1. War trophies, mostly. Ears, fingertips, the occasional tooth. Also Star Trek books. As for Red Sox stuff, usually just whatever body part I can salvage during the chloroform-induced sleep. I have Jason Varitek's left kidney, Julio Lugo's entire central nervous system in a jar (explains a lot, no?), three of Jacoby Ellsbury's teeth, the section of Jonathan Papelbon's brain responsible for regulating aberrant behavior, Lynn Jones' eye, Dale Sveum's rotator cuff (too late to do any good), and a perfectly preserved plaster casting of Nomar Garciaparra's face, obtained at great cost from someone who assured me that she was not a prostitute.
2. Since I was old enough to wield a scalpel and taser
3. I started collecting Red Sox 'trophies' when my local police force began looking for a pattern in the disappearance of so many homeless people and strippers.
4. On a shelf in my basement is a large pickle jar, filled to the top with specially designed chemicals, containing the prehensile tail that was removed at birth from Johnny Damon
5. I try not to, the last girlfriend I showed my collection to threatened to get a restraining order. A complete overreaction, as she admitted under carefully supervised treatment, but I still keep it hidden, mostly because convincing her that everything was okay used up the last of my supply of pharmecuticals and leather straps.
6. To be a fan means to exist so as to continually rotate your blade in order to provide either breeze or exhaust for the organic denizens of Earth. What kind of question is that, anyways? Moving on.
7. It's best not to go into that. Sufficent to say, it involves a lot of footwork, a lot of forgery and the sporadic but intense use of hydrochloric acid and good old-fashioned elbow grease (read: other kinds of acid).

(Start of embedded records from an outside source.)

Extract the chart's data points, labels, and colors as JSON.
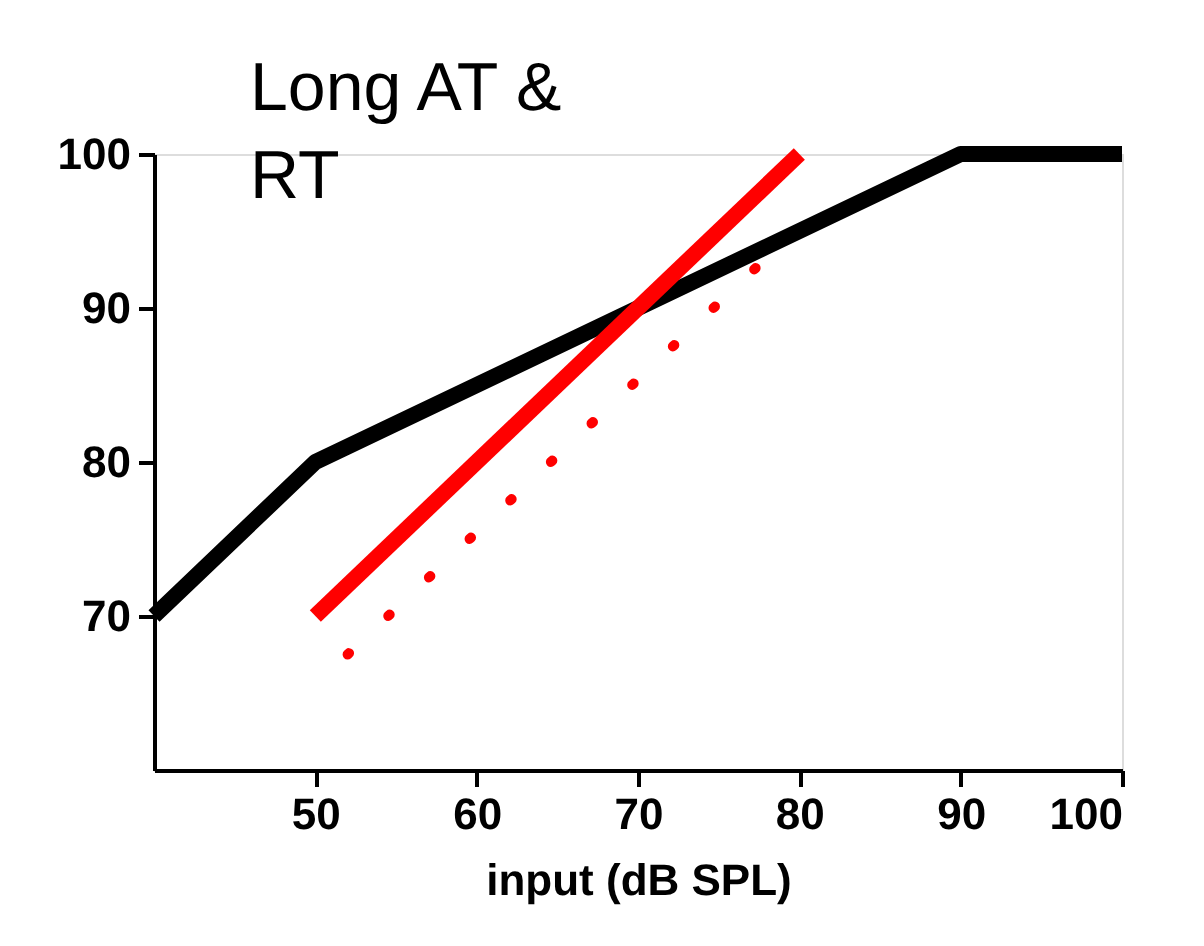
{
  "chart_data": {
    "type": "line",
    "title": "Long AT &\nRT",
    "xlabel": "input (dB SPL)",
    "xlim": [
      40,
      100
    ],
    "xticks": [
      50,
      60,
      70,
      80,
      90,
      100
    ],
    "ylim": [
      60,
      100
    ],
    "yticks": [
      70,
      80,
      90,
      100
    ],
    "grid": false,
    "marker": "none",
    "series": [
      {
        "color": "#000000",
        "x": [
          40,
          50,
          90,
          100
        ],
        "values": [
          70,
          80,
          100,
          100
        ],
        "line_style": "solid"
      },
      {
        "color": "#ff0000",
        "x": [
          50,
          80
        ],
        "values": [
          70,
          100
        ],
        "line_style": "solid"
      },
      {
        "color": "#ff0000",
        "x": [
          52,
          78
        ],
        "values": [
          67.5,
          93.3
        ],
        "line_style": "dotted"
      }
    ]
  }
}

8. I have tried on occasion, but sadly the recession seems to have seriously dried up the customer base for questionably-acquired human tissues. No one is safe from the ravages of economic failure, it seems. Though I find Craigslist useful now and then.

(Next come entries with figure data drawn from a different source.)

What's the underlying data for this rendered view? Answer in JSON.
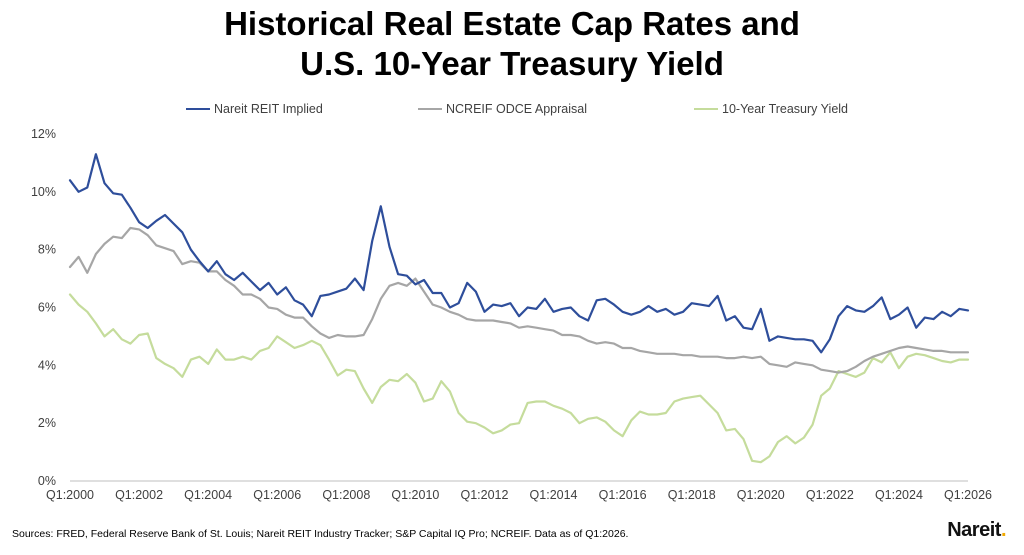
{
  "header": {
    "title_line1": "Historical Real Estate Cap Rates and",
    "title_line2": "U.S. 10-Year Treasury Yield"
  },
  "footer": {
    "sources": "Sources: FRED, Federal Reserve Bank of St. Louis; Nareit REIT Industry Tracker; S&P Capital IQ Pro; NCREIF. Data as of Q1:2026.",
    "logo": "Nareit",
    "logo_dot": "."
  },
  "colors": {
    "reit": "#2e4e9b",
    "ncreif": "#a6a6a6",
    "treasury": "#c5dc9c",
    "logo_accent": "#f2a900"
  },
  "chart_data": {
    "type": "line",
    "xlabel": "",
    "ylabel": "",
    "ylim": [
      0,
      12
    ],
    "y_ticks": [
      "0%",
      "2%",
      "4%",
      "6%",
      "8%",
      "10%",
      "12%"
    ],
    "x_tick_labels": [
      "Q1:2000",
      "Q1:2002",
      "Q1:2004",
      "Q1:2006",
      "Q1:2008",
      "Q1:2010",
      "Q1:2012",
      "Q1:2014",
      "Q1:2016",
      "Q1:2018",
      "Q1:2020",
      "Q1:2022",
      "Q1:2024",
      "Q1:2026"
    ],
    "x_start": "Q1:2000",
    "x_end": "Q1:2026",
    "grid": false,
    "legend_position": "top",
    "series": [
      {
        "name": "Nareit REIT Implied",
        "color": "#2e4e9b",
        "values": [
          10.4,
          10.0,
          10.15,
          11.3,
          10.3,
          9.95,
          9.9,
          9.45,
          8.95,
          8.75,
          9.0,
          9.2,
          8.9,
          8.6,
          8.0,
          7.6,
          7.25,
          7.6,
          7.15,
          6.95,
          7.2,
          6.9,
          6.6,
          6.85,
          6.45,
          6.7,
          6.25,
          6.1,
          5.7,
          6.4,
          6.45,
          6.55,
          6.65,
          7.0,
          6.6,
          8.3,
          9.5,
          8.1,
          7.15,
          7.1,
          6.8,
          6.95,
          6.5,
          6.5,
          6.0,
          6.15,
          6.85,
          6.55,
          5.85,
          6.1,
          6.05,
          6.15,
          5.7,
          6.0,
          5.95,
          6.3,
          5.85,
          5.95,
          6.0,
          5.7,
          5.55,
          6.25,
          6.3,
          6.1,
          5.85,
          5.75,
          5.85,
          6.05,
          5.85,
          5.95,
          5.75,
          5.85,
          6.15,
          6.1,
          6.05,
          6.4,
          5.55,
          5.7,
          5.3,
          5.25,
          5.95,
          4.85,
          5.0,
          4.95,
          4.9,
          4.9,
          4.85,
          4.45,
          4.9,
          5.7,
          6.05,
          5.9,
          5.85,
          6.05,
          6.35,
          5.6,
          5.75,
          6.0,
          5.3,
          5.65,
          5.6,
          5.85,
          5.7,
          5.95,
          5.9
        ]
      },
      {
        "name": "NCREIF ODCE Appraisal",
        "color": "#a6a6a6",
        "values": [
          7.4,
          7.75,
          7.2,
          7.85,
          8.2,
          8.45,
          8.4,
          8.75,
          8.7,
          8.5,
          8.15,
          8.05,
          7.95,
          7.5,
          7.6,
          7.55,
          7.25,
          7.25,
          6.95,
          6.75,
          6.45,
          6.45,
          6.3,
          6.0,
          5.95,
          5.75,
          5.65,
          5.65,
          5.35,
          5.1,
          4.95,
          5.05,
          5.0,
          5.0,
          5.05,
          5.6,
          6.3,
          6.75,
          6.85,
          6.75,
          7.0,
          6.55,
          6.1,
          6.0,
          5.85,
          5.75,
          5.6,
          5.55,
          5.55,
          5.55,
          5.5,
          5.45,
          5.3,
          5.35,
          5.3,
          5.25,
          5.2,
          5.05,
          5.05,
          5.0,
          4.85,
          4.75,
          4.8,
          4.75,
          4.6,
          4.6,
          4.5,
          4.45,
          4.4,
          4.4,
          4.4,
          4.35,
          4.35,
          4.3,
          4.3,
          4.3,
          4.25,
          4.25,
          4.3,
          4.25,
          4.3,
          4.05,
          4.0,
          3.95,
          4.1,
          4.05,
          4.0,
          3.85,
          3.8,
          3.75,
          3.8,
          3.95,
          4.15,
          4.3,
          4.4,
          4.5,
          4.6,
          4.65,
          4.6,
          4.55,
          4.5,
          4.5,
          4.45,
          4.45,
          4.45
        ]
      },
      {
        "name": "10-Year Treasury Yield",
        "color": "#c5dc9c",
        "values": [
          6.45,
          6.1,
          5.85,
          5.45,
          5.0,
          5.25,
          4.9,
          4.75,
          5.05,
          5.1,
          4.25,
          4.05,
          3.9,
          3.6,
          4.2,
          4.3,
          4.05,
          4.55,
          4.2,
          4.2,
          4.3,
          4.2,
          4.5,
          4.6,
          5.0,
          4.8,
          4.6,
          4.7,
          4.85,
          4.7,
          4.2,
          3.65,
          3.85,
          3.8,
          3.2,
          2.7,
          3.25,
          3.5,
          3.45,
          3.7,
          3.4,
          2.75,
          2.85,
          3.45,
          3.1,
          2.35,
          2.05,
          2.0,
          1.85,
          1.65,
          1.75,
          1.95,
          2.0,
          2.7,
          2.75,
          2.75,
          2.6,
          2.5,
          2.35,
          2.0,
          2.15,
          2.2,
          2.05,
          1.75,
          1.55,
          2.1,
          2.4,
          2.3,
          2.3,
          2.35,
          2.75,
          2.85,
          2.9,
          2.95,
          2.65,
          2.35,
          1.75,
          1.8,
          1.45,
          0.7,
          0.65,
          0.85,
          1.35,
          1.55,
          1.3,
          1.5,
          1.95,
          2.95,
          3.2,
          3.8,
          3.7,
          3.6,
          3.75,
          4.25,
          4.1,
          4.45,
          3.9,
          4.3,
          4.4,
          4.35,
          4.25,
          4.15,
          4.1,
          4.2,
          4.2
        ]
      }
    ]
  }
}
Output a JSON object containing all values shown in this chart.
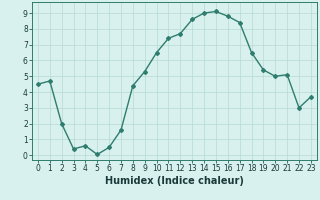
{
  "x": [
    0,
    1,
    2,
    3,
    4,
    5,
    6,
    7,
    8,
    9,
    10,
    11,
    12,
    13,
    14,
    15,
    16,
    17,
    18,
    19,
    20,
    21,
    22,
    23
  ],
  "y": [
    4.5,
    4.7,
    2.0,
    0.4,
    0.6,
    0.05,
    0.5,
    1.6,
    4.4,
    5.3,
    6.5,
    7.4,
    7.7,
    8.6,
    9.0,
    9.1,
    8.8,
    8.4,
    6.5,
    5.4,
    5.0,
    5.1,
    3.0,
    3.7
  ],
  "line_color": "#2e7d6e",
  "marker": "D",
  "marker_size": 2,
  "line_width": 1.0,
  "bg_color": "#d8f0ee",
  "grid_color": "#b8d8d4",
  "xlabel": "Humidex (Indice chaleur)",
  "xlabel_fontsize": 7,
  "xlim": [
    -0.5,
    23.5
  ],
  "ylim": [
    -0.3,
    9.7
  ],
  "xtick_labels": [
    "0",
    "1",
    "2",
    "3",
    "4",
    "5",
    "6",
    "7",
    "8",
    "9",
    "10",
    "11",
    "12",
    "13",
    "14",
    "15",
    "16",
    "17",
    "18",
    "19",
    "20",
    "21",
    "22",
    "23"
  ],
  "ytick_values": [
    0,
    1,
    2,
    3,
    4,
    5,
    6,
    7,
    8,
    9
  ],
  "tick_fontsize": 5.5,
  "spine_color": "#2e7d6e"
}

Well, I hope this helped. Please, feel free to include your observations of my collection in your report, however I must ask you not to share your information with any police department, the FBI, NSA, CIA, the US Marshals, the Secret Service, the American Medical Association, MLB, Harmon and Bale's Pharmecuticals in Hartford, Connecticut, or Interpol. They may confuse your research with another unrelated issue that I am in no way involved in.